In New Jersey, plan around clear timelines: physicians generally seven years (minors to age 23), hospitals and long-term care typically 10 years (minors to age 23), and HMOs at least seven years for administrative files. Apply the same rules to electronic and paper files, maintain strong safeguards, and ensure rapid, documented access throughout the record’s life cycle.

FAQs

How long must physicians retain patient records in New Jersey?

Physicians should keep adult patient treatment records for at least seven years from the last entry. For minor patient records, retain them until the patient turns 23, or at least seven years after the last entry, whichever is longer.

What are the retention requirements for hospital records?

Hospitals generally retain adult records for a minimum of 10 years from the most recent discharge. For minors, keep records until the patient reaches 23, or the general minimum, whichever is longer. Discharge summary retention follows the same schedule as the complete hospital record.

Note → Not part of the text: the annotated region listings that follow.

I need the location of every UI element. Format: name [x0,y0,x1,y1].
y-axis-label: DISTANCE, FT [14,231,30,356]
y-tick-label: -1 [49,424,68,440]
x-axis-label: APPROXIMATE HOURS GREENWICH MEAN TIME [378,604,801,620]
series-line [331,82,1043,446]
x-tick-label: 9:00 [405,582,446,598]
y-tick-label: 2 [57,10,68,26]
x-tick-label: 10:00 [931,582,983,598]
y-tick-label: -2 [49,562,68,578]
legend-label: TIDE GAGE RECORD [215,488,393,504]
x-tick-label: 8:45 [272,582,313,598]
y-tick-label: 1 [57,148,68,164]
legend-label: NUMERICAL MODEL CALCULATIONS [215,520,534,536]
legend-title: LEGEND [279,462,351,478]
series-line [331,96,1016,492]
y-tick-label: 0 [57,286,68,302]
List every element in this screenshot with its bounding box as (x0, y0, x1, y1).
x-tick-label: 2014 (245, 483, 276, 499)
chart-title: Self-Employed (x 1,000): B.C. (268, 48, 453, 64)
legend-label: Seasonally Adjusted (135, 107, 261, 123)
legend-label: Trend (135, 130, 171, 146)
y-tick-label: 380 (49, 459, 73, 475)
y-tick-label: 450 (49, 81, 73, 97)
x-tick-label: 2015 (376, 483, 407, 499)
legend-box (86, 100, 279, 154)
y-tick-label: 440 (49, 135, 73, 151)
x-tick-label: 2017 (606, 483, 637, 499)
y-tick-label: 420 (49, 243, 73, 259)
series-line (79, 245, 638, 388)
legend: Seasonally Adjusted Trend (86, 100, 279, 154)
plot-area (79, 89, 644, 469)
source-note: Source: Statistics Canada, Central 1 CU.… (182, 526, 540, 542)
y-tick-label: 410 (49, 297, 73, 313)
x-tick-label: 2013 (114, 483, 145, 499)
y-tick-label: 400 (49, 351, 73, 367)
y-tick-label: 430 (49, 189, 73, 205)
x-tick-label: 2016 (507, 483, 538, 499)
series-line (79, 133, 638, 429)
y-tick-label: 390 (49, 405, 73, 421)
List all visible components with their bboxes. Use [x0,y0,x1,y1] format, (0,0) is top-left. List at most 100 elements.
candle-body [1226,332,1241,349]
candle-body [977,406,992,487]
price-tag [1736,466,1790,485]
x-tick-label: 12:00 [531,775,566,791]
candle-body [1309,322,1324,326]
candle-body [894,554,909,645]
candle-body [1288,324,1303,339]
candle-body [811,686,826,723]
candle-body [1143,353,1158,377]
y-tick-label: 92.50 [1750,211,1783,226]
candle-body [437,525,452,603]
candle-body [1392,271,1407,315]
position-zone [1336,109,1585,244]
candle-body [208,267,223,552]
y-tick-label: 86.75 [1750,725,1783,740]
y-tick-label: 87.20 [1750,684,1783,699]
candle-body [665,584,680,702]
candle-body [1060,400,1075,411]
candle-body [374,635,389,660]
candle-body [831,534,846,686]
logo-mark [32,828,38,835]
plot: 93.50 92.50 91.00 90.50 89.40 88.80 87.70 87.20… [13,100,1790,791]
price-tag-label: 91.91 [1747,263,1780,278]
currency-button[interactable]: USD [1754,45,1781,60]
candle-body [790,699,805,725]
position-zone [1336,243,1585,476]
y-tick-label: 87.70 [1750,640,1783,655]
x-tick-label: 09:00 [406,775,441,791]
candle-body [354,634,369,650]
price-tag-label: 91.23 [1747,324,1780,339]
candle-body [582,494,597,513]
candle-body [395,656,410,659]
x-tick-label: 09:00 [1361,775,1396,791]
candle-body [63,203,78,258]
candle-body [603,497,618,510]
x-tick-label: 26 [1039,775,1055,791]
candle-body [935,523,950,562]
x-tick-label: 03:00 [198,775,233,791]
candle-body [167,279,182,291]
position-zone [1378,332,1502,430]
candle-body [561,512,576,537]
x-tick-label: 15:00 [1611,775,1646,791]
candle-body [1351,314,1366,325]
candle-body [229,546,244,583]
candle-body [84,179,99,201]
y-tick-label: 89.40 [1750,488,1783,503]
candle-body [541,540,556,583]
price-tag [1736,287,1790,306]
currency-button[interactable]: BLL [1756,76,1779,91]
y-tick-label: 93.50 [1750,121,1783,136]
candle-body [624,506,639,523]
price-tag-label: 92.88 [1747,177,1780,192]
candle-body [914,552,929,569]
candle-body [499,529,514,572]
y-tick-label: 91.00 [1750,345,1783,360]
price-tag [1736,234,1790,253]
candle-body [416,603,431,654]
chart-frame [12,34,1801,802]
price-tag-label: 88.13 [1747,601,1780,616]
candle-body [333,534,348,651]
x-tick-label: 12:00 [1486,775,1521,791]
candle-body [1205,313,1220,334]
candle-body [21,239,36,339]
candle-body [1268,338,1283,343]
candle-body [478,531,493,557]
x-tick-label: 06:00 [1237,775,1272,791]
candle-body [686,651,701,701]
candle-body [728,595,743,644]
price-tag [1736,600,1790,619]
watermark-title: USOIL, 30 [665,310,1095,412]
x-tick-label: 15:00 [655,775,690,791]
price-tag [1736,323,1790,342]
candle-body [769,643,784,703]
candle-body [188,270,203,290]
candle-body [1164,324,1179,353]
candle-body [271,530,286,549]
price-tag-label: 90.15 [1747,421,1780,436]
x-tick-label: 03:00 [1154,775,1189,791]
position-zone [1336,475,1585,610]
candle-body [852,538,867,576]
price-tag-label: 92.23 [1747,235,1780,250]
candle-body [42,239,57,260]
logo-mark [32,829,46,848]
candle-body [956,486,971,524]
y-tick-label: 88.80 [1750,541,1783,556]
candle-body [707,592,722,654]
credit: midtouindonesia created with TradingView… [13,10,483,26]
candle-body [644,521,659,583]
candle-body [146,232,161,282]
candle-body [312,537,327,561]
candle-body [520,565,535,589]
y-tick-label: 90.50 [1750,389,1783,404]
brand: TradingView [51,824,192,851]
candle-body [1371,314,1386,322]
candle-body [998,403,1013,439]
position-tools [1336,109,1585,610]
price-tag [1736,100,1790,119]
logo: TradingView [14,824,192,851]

How should electronic medical records be maintained and accessed?

Electronic records must preserve integrity and readability for the full retention period, with audit trails, role-based access, encryption, and reliable backups. Systems should quickly produce a complete, legible record on request and support secure patient access.

What are the rules for retaining records for minor patients?

Across care settings, retain minor patient records until the patient turns 23, or for the standard retention period applicable to the setting, whichever is longer. This approach covers the age of majority plus additional years for clinical, legal, and administrative needs.